Sales dip raises doubts on US recovery
By Alan Rappeport in New York
Copyright The Financial Times Limited 2010
Published: June 11 2010 14:08 | Last updated: June 11 2010 16:50
US retail sales recorded a surprise drop in May, breaking a seven-month stretch of solid increases and signalling that the US consumer remains stubbornly fragile.
Sales fell by 1.2 per cent last month, commerce department figures showed on Friday. That failed to meet economists’ expectations that they would continue climbing, as purchases were pulled back by a drop in demand for building materials and customers held off on buying new summer clothes.
Retail sales have been climbing steadily in the last year, increasing by 6.9 per cent from May 2009, as consumers reaped the benefits of surging equity markets and recovering home prices. Friday’s figures tarnished some of that, and the sharpest monthly decline since last September provoked some analysts to downgrade their economic outlooks.
“This data then certainly fits with a sub-par recovery with tentative evidence of some lost momentum into the spring,” said Alan Ruskin, strategist at RBS Securities, noting that weaker consumption could dent gross domestic product projections for the coming quarter.

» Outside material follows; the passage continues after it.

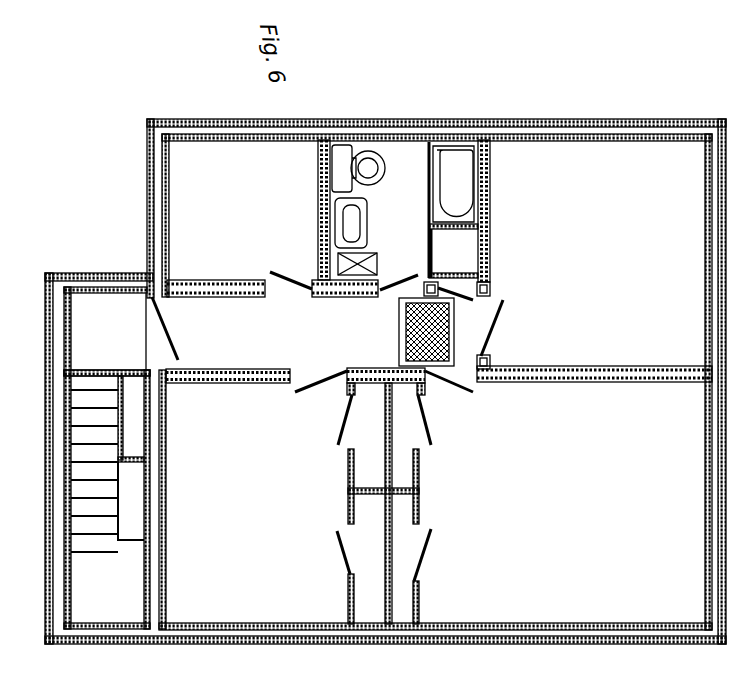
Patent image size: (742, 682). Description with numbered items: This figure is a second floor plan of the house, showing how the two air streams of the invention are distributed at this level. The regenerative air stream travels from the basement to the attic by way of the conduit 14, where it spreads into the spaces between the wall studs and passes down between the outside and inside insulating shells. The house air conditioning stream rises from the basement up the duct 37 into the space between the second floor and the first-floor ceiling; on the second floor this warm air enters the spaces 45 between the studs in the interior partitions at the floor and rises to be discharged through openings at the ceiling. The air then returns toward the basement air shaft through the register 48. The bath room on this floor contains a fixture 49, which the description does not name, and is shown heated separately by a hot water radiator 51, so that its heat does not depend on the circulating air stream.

The disappointing data rattled US markets, with investors already feeling anxious after last week’s tepid non-farm payrolls report showed that the US economy added just 41,000 private sector jobs last month.

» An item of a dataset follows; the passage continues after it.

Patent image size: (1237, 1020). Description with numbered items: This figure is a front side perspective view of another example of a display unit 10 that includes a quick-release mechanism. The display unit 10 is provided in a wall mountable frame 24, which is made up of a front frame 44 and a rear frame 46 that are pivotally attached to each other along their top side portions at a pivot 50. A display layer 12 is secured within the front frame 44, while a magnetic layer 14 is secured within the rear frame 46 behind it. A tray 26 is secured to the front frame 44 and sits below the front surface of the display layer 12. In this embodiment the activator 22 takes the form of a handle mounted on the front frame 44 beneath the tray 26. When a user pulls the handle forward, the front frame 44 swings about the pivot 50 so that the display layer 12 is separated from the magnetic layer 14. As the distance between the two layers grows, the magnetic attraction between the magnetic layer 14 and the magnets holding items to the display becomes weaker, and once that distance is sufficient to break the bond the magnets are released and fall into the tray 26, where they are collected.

Ian Shepherdson, chief US economist at High Frequency Economics, said that some of the recent strength in sales was due to consumers spending their tax rebates and from demand spurred by rebates for energy-efficient appliances.
“With these effects all now gone, the weaker underlying picture is revealed,” Mr Shepherdson said.
Building materials sales crumbled in May, falling by 9.3 per cent after strong rises during the prior two months that were fuelled by homeowners fixing up their houses in the wake of a harsh winter. Car sales, petrol purchases and buying at general merchandise and department stores were also thin last month.
But in spite of the monthly decline, there were some shades of optimism in Friday’s figures.
Electronics shops reported greater demand, and sales were up at sporting goods retailers and grocery stores. April’s results were also stronger than previously thought, with sales revised to show a rise of 0.6 per cent.
Some economists downplayed the May decline as the result of bad weather and a effect of a late Memorial Day holiday on shoppers.
Analysts pointed to optimism in a separate Reuters/University of Michigan survey, showing that consumer sentiment in June rose to its highest level in more than two years.
Businesses also continued to demonstrate confidence, according to the commerce department, boosting their April inventories to a 10-month high in anticipation that sales will stay strong.
“Looking forward, the growth in household labour income and the ongoing improvement in consumer sentiment should lend support to continued growth in real consumer spending,” said Michael Feroli, an economist at JPMorgan Chase.